Nonetheless, there may be value in having a MIME label for fonts as opposed to other kinds of binary blobs. For instance, if the server doesn’t think the file it has is a font, shouldn’t it be able to convince the browser of that, regardless of whether the contents of the file are indistinguishable from a font? (Old hands may recognize this as one of the usual rationales for not promoting text/plain to text/html just because the HTTP response body happens to begin with <!DOCTYPE.) The current draft standard algorithm for content sniffing takes this attitude with images, recommending that browsers only treat HTTP responses as images if their declared content type is in the image/ category, but ignore the subtype and sniff for the actual image format. With that in mind, here’s my proposal: let’s standardize application/font as the MIME type for all fonts delivered over the Internet, regardless of their format. Browsers should use only fonts delivered with that MIME type, but should detect the actual format based on the contents of the response body.

I can think of two potential problems with this scheme. First, it would be good if browsers could tell servers (using the normal Accept: mechanism) which specific font formats they understand. Right now, it’s reasonable to insist that browsers should be able to handle either TrueType or PostScript glyph definitions, in either bare sfnt or compressed WOFF containers, and ignore the other possibilities, but that state won’t endure forever. SVG fonts might become useful someday (if those cans of worms can be resolved to everyone’s satisfaction), or someone might come up with a new binary font format that has genuine advantages over OpenType. I think this should probably be handled with accept parameters, for instance Accept: application/font;container=sfnt could mean “I understand all OpenType fonts but no others”. The other problem is, what if someone comes up with a font format that can’t reliably be distinguished from an OpenType font based on the file contents? Well, this is pretty darn unlikely, and we can put it into the RFC defining application/font that future font formats need to be distinguishable or else get their own MIME type. The sfnt container keeps its magic number (and several other things that ought to be in the file header) in the wrong place, but as long as all the other font formats that we care about put their magic number at the beginning of the file where it belongs, that’s not a problem.
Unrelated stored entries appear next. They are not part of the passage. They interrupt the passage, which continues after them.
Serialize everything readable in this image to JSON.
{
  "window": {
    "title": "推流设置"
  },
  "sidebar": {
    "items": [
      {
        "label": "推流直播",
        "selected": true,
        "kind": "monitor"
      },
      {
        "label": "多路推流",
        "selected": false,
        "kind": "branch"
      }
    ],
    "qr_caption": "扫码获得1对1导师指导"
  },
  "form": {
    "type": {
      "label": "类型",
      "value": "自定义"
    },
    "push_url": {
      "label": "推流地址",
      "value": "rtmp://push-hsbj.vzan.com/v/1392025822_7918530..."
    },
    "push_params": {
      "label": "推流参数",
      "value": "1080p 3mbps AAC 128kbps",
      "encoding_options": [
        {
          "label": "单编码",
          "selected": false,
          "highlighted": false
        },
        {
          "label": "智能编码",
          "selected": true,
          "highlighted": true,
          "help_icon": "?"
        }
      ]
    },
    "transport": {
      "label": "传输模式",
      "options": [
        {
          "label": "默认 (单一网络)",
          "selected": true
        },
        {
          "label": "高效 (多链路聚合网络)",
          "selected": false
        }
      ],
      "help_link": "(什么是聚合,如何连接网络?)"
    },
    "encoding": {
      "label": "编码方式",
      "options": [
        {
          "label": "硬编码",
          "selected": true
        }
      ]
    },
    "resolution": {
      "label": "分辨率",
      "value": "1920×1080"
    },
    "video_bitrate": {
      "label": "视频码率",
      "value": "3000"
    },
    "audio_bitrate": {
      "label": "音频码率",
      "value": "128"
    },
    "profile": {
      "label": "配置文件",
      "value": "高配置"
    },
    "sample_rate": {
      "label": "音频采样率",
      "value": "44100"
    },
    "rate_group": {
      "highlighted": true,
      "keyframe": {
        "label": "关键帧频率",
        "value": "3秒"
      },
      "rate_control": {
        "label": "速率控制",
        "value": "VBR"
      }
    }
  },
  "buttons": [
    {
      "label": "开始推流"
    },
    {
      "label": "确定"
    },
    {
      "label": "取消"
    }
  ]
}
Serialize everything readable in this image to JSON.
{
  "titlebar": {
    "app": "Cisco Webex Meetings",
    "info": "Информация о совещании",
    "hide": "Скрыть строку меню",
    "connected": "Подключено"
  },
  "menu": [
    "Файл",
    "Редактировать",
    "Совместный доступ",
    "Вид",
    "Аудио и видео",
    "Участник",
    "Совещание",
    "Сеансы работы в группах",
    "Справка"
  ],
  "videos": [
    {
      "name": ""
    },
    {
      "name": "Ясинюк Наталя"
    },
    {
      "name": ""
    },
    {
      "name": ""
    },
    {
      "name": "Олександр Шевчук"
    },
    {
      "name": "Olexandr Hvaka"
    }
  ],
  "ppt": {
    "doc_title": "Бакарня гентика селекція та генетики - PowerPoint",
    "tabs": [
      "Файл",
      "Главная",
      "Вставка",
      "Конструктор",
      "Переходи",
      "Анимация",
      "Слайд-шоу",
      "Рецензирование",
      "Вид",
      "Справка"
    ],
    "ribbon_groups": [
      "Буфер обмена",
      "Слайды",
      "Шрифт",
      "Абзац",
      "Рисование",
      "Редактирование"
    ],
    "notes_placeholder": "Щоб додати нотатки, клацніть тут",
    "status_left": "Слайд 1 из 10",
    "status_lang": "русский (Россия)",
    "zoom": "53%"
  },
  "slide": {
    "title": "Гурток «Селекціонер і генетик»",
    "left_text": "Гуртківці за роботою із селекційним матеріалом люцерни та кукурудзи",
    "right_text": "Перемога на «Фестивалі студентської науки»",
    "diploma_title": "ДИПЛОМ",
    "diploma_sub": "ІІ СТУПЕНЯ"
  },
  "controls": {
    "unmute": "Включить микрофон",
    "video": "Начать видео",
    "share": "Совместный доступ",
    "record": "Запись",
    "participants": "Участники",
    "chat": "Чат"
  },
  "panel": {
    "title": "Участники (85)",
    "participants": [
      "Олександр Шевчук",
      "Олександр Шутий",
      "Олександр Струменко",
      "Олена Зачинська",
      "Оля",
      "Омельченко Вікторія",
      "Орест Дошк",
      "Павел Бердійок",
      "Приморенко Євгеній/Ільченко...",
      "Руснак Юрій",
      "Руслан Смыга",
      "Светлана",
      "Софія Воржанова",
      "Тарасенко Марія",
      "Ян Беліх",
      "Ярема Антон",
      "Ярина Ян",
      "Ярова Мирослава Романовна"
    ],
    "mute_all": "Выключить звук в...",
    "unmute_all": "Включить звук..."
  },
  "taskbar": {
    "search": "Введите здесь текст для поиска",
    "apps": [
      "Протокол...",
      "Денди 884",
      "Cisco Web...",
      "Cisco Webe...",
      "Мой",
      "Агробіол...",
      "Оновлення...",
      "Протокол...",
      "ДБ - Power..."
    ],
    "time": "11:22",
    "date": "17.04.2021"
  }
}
1 To be precise, there is a standard MIME type for a font format: RFC 3073 defines application/font-tdpfr for the Bitstream PFR font format, which nobody uses anymore, except possibly some proprietary television-related products. Bitstream appear to have been trying to get it used for web fonts back in the days of Netscape 4, and then to have given up on it, probably because the font foundries’ attitude was NO YOU CAN’T HAS LICENSE FOR WEBS until just last year.